Zmiany w przepisach o pracownikach delegowanych będą służyć starym krajom Unii i mogą zmodyfikować rynek pracy niemal nie do poznania. W ocenie ekspertów, to widać już mocno w takich krajach, jak Francja czy Austria, gdzie rozważane są przepisy krajowe zniechęcające do zatrudniania obcokrajowców.

• We Francji nazywa się taki zapis prawny klauzulą Moliera, w Austrii możliwe będzie promowanie zatrudniania osób zamieszkałych w tym kraju.
• Cieszyć może fakt, że Polacy nie przywiązują tak wielkiej wagi do proponowanych zmian. - Zaledwie jedna na sześć osób przyznaje, że może ją to zniechęcić do wyjazdu do pracy za granicą - mówi Andrzej Kubisiak z Work Service.
Trwa w Unii Europejskiej procedowanie nowej dyrektywy, która będzie definiować prawo krajów członkowskich o tzw. pracownikach delegowanych. Mocne stanowisko w temacie tej dyrektywy prezentował w maju nowo wybrany prezydent Francji Emanuel Macron. On i część polityków Unii chce, by regulacje były korzystne dla krajów tzw. starej unii. Obecnie preferują one pracowników z np. Polski.
Według przedstawionych w ubiegłym roku przez Komisję Europejską (KE) założeń nowego prawa, każdy pracownik, który przekroczy granicę, niezależnie od tego, czy jedzie na kilka miesięcy czy dni, będzie podlegać nowym przepisom. Zakładają one m.in. zapewnienie tych samych stawek dla osób delegowanych i pracowników lokalnych. Oznacza to, że trzeba będzie przestrzegać wypłaty wynagrodzenia według zasad obowiązujących w kraju, landzie czy miejscowości, a te potrafią wynikać z licznych lokalnych układów zbiorowych. Dodatkowo dyrektywa przewiduje przeniesienie składek do systemu ubezpieczeń do kraju, w którym przebywa delegowany pracownik.

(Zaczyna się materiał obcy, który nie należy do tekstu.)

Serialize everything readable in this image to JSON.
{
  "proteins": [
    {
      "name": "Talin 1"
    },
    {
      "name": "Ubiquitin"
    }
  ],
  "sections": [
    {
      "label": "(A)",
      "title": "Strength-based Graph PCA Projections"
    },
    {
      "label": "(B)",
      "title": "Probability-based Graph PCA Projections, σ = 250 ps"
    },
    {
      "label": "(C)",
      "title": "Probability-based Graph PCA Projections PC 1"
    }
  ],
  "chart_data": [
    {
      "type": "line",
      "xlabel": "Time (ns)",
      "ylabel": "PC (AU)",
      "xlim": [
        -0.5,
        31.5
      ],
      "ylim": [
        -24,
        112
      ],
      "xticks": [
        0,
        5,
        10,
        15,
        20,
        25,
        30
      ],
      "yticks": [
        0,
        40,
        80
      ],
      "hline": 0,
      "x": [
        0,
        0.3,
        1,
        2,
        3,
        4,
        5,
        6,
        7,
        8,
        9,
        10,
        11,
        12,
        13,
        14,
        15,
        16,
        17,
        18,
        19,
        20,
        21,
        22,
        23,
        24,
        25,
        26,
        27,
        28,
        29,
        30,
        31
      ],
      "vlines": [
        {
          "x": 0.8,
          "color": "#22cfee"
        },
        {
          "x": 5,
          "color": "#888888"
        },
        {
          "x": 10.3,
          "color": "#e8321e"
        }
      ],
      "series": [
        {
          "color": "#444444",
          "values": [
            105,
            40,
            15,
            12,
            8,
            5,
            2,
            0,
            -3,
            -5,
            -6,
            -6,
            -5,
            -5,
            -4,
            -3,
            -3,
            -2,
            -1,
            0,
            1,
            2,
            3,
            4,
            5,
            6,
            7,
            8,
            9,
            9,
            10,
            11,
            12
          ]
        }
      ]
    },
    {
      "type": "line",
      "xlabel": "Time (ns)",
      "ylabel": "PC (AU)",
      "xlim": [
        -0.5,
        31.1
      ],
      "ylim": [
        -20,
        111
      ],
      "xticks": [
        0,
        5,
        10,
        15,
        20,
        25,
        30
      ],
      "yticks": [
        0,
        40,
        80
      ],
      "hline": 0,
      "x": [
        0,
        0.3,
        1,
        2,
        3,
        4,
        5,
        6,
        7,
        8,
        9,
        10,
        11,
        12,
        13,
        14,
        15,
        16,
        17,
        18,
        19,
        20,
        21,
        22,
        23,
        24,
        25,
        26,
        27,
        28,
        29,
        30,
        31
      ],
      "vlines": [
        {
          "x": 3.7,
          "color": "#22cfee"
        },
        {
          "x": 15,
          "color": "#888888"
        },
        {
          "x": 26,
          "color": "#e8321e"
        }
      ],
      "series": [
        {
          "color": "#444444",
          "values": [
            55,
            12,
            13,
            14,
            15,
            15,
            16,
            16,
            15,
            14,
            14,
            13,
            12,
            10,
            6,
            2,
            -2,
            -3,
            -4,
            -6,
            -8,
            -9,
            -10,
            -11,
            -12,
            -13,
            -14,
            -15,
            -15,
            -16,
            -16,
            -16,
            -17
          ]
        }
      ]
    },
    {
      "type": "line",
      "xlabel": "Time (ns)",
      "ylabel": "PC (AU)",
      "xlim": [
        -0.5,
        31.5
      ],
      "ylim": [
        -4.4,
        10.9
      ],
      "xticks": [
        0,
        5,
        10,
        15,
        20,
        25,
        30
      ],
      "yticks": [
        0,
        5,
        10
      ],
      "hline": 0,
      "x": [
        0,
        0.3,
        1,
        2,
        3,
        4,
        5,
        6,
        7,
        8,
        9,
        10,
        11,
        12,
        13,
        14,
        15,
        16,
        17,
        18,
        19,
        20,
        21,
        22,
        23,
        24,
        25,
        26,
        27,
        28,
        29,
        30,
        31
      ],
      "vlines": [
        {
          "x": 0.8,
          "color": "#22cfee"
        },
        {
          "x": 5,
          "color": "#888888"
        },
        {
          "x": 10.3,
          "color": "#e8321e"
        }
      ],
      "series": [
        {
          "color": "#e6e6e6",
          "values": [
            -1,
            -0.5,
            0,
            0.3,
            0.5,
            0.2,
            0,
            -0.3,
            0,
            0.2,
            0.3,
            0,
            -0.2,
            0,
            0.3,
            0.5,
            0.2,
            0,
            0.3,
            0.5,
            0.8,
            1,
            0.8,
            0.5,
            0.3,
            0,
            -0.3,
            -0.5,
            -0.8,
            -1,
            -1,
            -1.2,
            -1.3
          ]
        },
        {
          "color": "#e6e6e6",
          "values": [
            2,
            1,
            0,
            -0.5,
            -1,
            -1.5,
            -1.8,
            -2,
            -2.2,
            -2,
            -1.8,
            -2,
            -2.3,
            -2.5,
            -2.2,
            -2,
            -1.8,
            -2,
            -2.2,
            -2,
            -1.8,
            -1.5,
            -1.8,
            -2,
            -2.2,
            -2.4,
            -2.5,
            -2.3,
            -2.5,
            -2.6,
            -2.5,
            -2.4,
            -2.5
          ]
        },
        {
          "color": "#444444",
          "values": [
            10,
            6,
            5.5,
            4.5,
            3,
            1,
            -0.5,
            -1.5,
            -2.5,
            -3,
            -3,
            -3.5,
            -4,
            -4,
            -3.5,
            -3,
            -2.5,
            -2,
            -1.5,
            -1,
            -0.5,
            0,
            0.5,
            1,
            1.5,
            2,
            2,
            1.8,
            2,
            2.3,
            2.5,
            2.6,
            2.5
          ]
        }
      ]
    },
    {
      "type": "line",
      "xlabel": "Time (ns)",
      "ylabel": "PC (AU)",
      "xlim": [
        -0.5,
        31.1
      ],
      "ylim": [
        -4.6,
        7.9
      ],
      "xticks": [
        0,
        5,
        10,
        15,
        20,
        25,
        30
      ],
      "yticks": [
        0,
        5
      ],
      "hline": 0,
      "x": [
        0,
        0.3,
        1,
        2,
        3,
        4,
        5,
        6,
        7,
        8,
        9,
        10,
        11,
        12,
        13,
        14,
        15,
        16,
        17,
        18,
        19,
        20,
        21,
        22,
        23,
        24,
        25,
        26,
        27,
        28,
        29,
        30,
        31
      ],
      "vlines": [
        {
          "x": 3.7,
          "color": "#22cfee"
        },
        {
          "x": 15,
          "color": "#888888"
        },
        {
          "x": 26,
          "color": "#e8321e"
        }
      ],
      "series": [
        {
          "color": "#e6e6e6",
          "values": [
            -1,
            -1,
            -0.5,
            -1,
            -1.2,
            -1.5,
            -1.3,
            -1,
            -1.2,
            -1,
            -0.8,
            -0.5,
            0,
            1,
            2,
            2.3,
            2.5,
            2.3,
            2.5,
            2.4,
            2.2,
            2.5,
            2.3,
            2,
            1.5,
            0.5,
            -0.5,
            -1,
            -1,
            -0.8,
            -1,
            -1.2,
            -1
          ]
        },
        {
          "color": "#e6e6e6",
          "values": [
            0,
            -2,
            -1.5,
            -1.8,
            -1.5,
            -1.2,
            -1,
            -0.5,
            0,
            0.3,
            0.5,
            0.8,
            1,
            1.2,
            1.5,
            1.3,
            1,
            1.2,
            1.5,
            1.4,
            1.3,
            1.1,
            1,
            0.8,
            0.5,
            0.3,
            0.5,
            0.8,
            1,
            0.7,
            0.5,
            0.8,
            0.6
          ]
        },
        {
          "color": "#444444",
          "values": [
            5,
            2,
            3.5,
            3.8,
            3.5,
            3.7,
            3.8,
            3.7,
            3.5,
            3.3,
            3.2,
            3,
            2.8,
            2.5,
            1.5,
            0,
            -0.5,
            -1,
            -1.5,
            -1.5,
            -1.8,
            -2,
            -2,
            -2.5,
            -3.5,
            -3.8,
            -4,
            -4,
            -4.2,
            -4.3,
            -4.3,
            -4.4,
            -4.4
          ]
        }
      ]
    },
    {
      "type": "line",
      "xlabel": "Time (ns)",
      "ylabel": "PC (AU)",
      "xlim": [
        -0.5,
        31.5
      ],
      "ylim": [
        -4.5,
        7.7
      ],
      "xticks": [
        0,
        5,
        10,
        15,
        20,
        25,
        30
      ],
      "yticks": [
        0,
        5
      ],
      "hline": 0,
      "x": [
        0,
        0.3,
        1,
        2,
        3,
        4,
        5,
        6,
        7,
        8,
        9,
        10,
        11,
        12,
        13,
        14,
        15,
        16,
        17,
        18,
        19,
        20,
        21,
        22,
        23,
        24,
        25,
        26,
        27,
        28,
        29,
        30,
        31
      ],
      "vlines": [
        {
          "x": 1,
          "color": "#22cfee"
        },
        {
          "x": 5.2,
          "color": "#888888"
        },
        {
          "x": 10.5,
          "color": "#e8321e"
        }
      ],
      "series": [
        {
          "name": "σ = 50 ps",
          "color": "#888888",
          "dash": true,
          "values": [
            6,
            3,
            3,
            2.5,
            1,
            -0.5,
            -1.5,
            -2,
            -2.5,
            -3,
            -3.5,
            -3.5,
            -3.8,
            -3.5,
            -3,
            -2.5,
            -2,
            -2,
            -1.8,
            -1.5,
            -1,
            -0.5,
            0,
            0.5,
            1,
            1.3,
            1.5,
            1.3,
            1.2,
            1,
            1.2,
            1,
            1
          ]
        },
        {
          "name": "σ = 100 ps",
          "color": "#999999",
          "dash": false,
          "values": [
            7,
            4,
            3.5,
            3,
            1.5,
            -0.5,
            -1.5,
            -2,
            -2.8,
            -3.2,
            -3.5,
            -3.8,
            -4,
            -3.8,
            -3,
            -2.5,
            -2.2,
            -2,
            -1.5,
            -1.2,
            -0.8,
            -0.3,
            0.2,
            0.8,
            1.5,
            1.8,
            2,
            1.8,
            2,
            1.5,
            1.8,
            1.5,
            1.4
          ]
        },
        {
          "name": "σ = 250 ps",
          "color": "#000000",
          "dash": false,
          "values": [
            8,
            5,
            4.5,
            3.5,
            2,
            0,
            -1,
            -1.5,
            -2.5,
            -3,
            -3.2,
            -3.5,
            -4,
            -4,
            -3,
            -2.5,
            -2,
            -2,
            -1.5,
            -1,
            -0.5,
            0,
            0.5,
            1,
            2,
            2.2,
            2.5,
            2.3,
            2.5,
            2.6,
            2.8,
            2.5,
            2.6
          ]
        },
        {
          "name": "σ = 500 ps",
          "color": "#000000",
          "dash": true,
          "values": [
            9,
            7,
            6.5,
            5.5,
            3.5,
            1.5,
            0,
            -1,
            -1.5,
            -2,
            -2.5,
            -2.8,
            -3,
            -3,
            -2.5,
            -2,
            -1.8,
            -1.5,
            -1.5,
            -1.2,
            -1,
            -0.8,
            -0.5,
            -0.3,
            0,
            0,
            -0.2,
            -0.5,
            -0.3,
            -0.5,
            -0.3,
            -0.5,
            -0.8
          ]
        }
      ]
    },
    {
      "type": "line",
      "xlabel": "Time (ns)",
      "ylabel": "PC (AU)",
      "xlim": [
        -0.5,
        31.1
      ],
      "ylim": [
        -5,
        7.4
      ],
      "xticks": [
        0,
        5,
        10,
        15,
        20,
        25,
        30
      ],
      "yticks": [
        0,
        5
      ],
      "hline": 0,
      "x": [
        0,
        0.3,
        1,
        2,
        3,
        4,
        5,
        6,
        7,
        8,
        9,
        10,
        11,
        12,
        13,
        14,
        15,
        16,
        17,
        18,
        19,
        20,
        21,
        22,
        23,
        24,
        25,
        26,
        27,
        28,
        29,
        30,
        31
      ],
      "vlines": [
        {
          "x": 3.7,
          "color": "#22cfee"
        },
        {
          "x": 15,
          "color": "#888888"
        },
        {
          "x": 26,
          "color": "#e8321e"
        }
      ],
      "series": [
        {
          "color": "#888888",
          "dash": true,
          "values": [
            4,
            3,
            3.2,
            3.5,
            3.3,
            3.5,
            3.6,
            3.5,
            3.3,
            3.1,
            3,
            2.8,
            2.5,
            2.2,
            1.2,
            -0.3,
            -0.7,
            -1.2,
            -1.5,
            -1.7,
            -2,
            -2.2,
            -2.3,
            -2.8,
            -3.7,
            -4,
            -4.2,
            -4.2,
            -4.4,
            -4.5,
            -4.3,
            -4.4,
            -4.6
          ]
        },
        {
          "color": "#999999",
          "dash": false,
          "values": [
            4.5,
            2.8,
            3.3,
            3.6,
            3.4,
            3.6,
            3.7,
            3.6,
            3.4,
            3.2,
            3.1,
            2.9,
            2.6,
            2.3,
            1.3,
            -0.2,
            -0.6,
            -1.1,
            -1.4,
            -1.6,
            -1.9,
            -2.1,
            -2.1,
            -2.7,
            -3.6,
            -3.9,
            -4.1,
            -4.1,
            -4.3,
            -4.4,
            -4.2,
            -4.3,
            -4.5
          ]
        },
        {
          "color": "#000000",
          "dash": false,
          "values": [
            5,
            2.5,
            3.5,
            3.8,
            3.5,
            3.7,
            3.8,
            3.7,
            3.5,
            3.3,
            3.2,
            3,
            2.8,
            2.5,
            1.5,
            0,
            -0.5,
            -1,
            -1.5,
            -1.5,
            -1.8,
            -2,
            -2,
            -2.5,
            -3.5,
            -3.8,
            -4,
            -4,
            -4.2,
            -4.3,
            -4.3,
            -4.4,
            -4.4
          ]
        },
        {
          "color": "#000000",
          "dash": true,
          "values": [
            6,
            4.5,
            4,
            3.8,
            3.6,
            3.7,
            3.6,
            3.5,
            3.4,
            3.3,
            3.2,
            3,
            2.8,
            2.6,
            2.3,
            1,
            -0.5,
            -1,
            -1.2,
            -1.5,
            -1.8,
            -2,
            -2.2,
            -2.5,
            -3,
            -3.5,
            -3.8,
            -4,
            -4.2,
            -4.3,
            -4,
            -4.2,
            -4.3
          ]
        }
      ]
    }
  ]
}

- Nasz kraj jest liderem w Europie pod względem liczby delegowanych pracowników - mówi Krzysztof Jakubowski, wiceprezes Stowarzyszenia Agencji Zatrudnienia (SAZ). Jak podkreśla 22 proc wszystkich delegowanych pochodzi właśnie z Polski. - Najwięcej wysyłanych osób znajduje zatrudnienie w Niemczech, Francji i Belgii. Już dziś wielu pracodawców ma problemy z kwestiami prawnymi dotyczącymi delegowania. Dlatego przerażają ich kolejne zmiany przygotowywane przez Komisję Europejską, które mają wejść w życie jeszcze w tym roku. Uderzają one w jeden z fundamentów UE, czyli wspólny rynek - dodaje.